Source: Coin Geek, originally published on .
Cryptocurrency thefts globally are expected to reach over $1 billion this year, about four times the recorded thefts in 2017, according to a report from CipherTrace, a firm that specializes in ensuring legal compliance for blockchain transactions.
From the first three quarters of 2018, already $927 million worth of cryptocurrencies has been documented as stolen, according to the company.
Included in the listed amounts were high-profile hacks of cryptocurrency exchanges such as $530 million worth of tokens stolen from Japanese exchange Coincheck, and $195 million taken from Italian exchange BitGrail.
“Additionally, CipherTrace is aware of over $60 million in cryptocurrency that was stolen but not reported publicly,” the report read.
The company also pointed out that the figure for the first three quarters of 2018 was already 3.5 times larger than all of the previous year, where $266 million was reported stolen globally.
CipherTrace, which deals with blockchain forensics and enforcement solutions, stressed that stricter regulations in the cryptocurrency trade were in demand all over the world. “Establishing their countries’ reputations as ‘safe’ digital markets helps to attract trustworthy cryptocurrency exchanges and digital asset businesses,” according to the company.
It cited the European Commission’s fifth Anti-Money Laundering Directive last July, and policies and monitoring of the Financial Action Task Force, as part of current regulatory initiatives.
The report also noted how existing anti-money laundering (AML) and know your customer (KYC) regulations for the cryptocurrency trade have been moving the use of cryptocurrencies for criminal activity to less regulated markets. The result is that 97% of BTC payments for criminal activity ended up in unregulated exchanges or in exchanges of countries with weak AML legislation.

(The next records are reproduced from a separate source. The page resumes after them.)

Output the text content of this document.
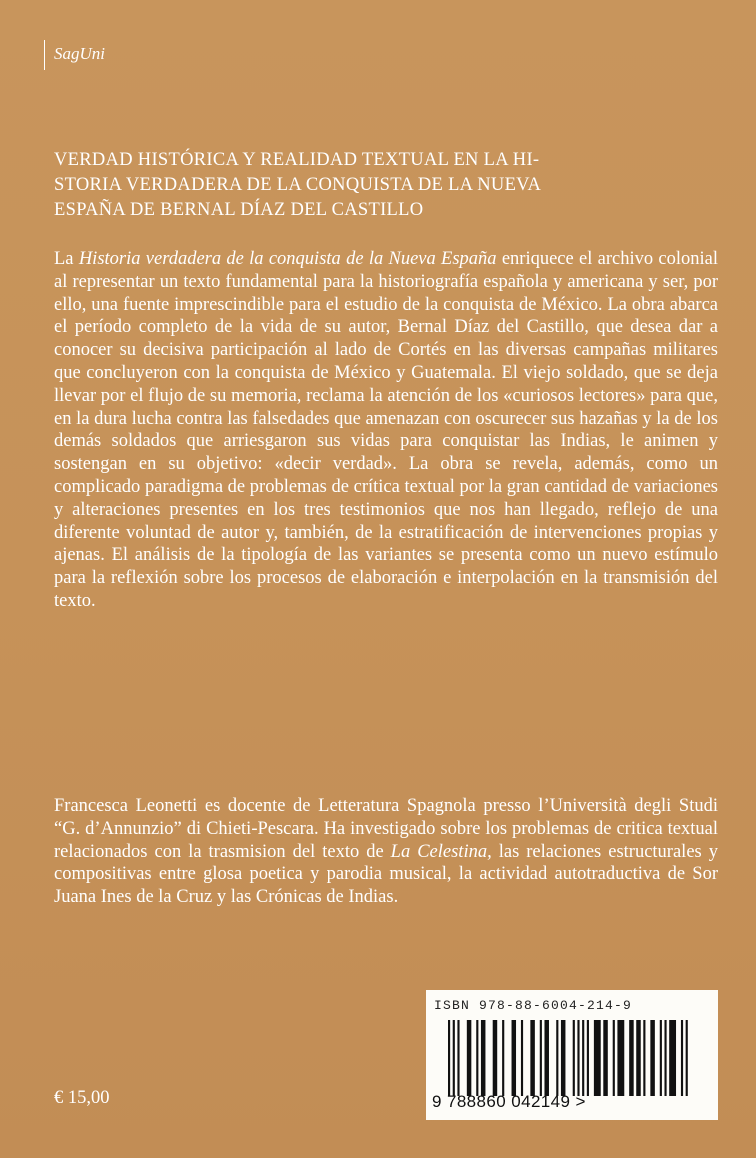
SagUni
VERDAD HISTÓRICA Y REALIDAD TEXTUAL EN LA HI-
STORIA VERDADERA DE LA CONQUISTA DE LA NUEVA
ESPAÑA DE BERNAL DÍAZ DEL CASTILLO

La Historia verdadera de la conquista de la Nueva España enriquece el archivo colonial al representar un texto fundamental para la historiografía española y americana y ser, por ello, una fuente imprescindible para el estudio de la conquista de México. La obra abarca el período completo de la vida de su autor, Bernal Díaz del Castillo, que desea dar a conocer su decisiva participación al lado de Cortés en las diversas campañas militares que concluyeron con la conquista de México y Guatemala. El viejo soldado, que se deja llevar por el flujo de su memoria, reclama la atención de los «curiosos lectores» para que, en la dura lucha contra las falsedades que amenazan con oscurecer sus hazañas y la de los demás soldados que arriesgaron sus vidas para conquistar las Indias, le animen y sostengan en su objetivo: «decir verdad». La obra se revela, además, como un complicado paradigma de problemas de crítica textual por la gran cantidad de variaciones y alteraciones presentes en los tres testimonios que nos han llegado, reflejo de una diferente voluntad de autor y, también, de la estratificación de intervenciones propias y ajenas. El análisis de la tipología de las variantes se presenta como un nuevo estímulo para la reflexión sobre los procesos de elaboración e interpolación en la transmisión del texto.

Francesca Leonetti es docente de Letteratura Spagnola presso l’Università degli Studi “G. d’Annunzio” di Chieti-Pescara. Ha investigado sobre los problemas de critica textual relacionados con la trasmision del texto de La Celestina, las relaciones estructurales y compositivas entre glosa poetica y parodia musical, la actividad autotraductiva de Sor Juana Ines de la Cruz y las Crónicas de Indias.

ISBN 978-88-6004-214-9
9 788860 042149 >
€ 15,00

According to CipherTrace, 4.7% of total BTC received in countries with weak regulations comes from criminal activity, which it defined as directly coming from sources such as dark market sites, extortion, malware, money laundering sites, ransomware, and terrorist financing.
The data analyzed came from 45 million transactions in the top 20 cryptocurrency exchanges, up to last September 29. Using U.S. Department of State Bureau for International Narcotics and Law Enforcement Affairs data, CipherTrace determined that 79 of 212 “have weak AML regimes” due to lack of government controls to regulate drug dealing and money laundering, to enforce KYC regulations, report large and suspicious transactions, and maintain records over time.
The data showed that 95% of BTC paid from exchanges to criminals, worth $1.5 billion at present prices, was sent from unregulated exchanges.
CipherTrace added that “the unregulated exchange is growing at 300%, with risky transactions and criminal transactions growing fastest.”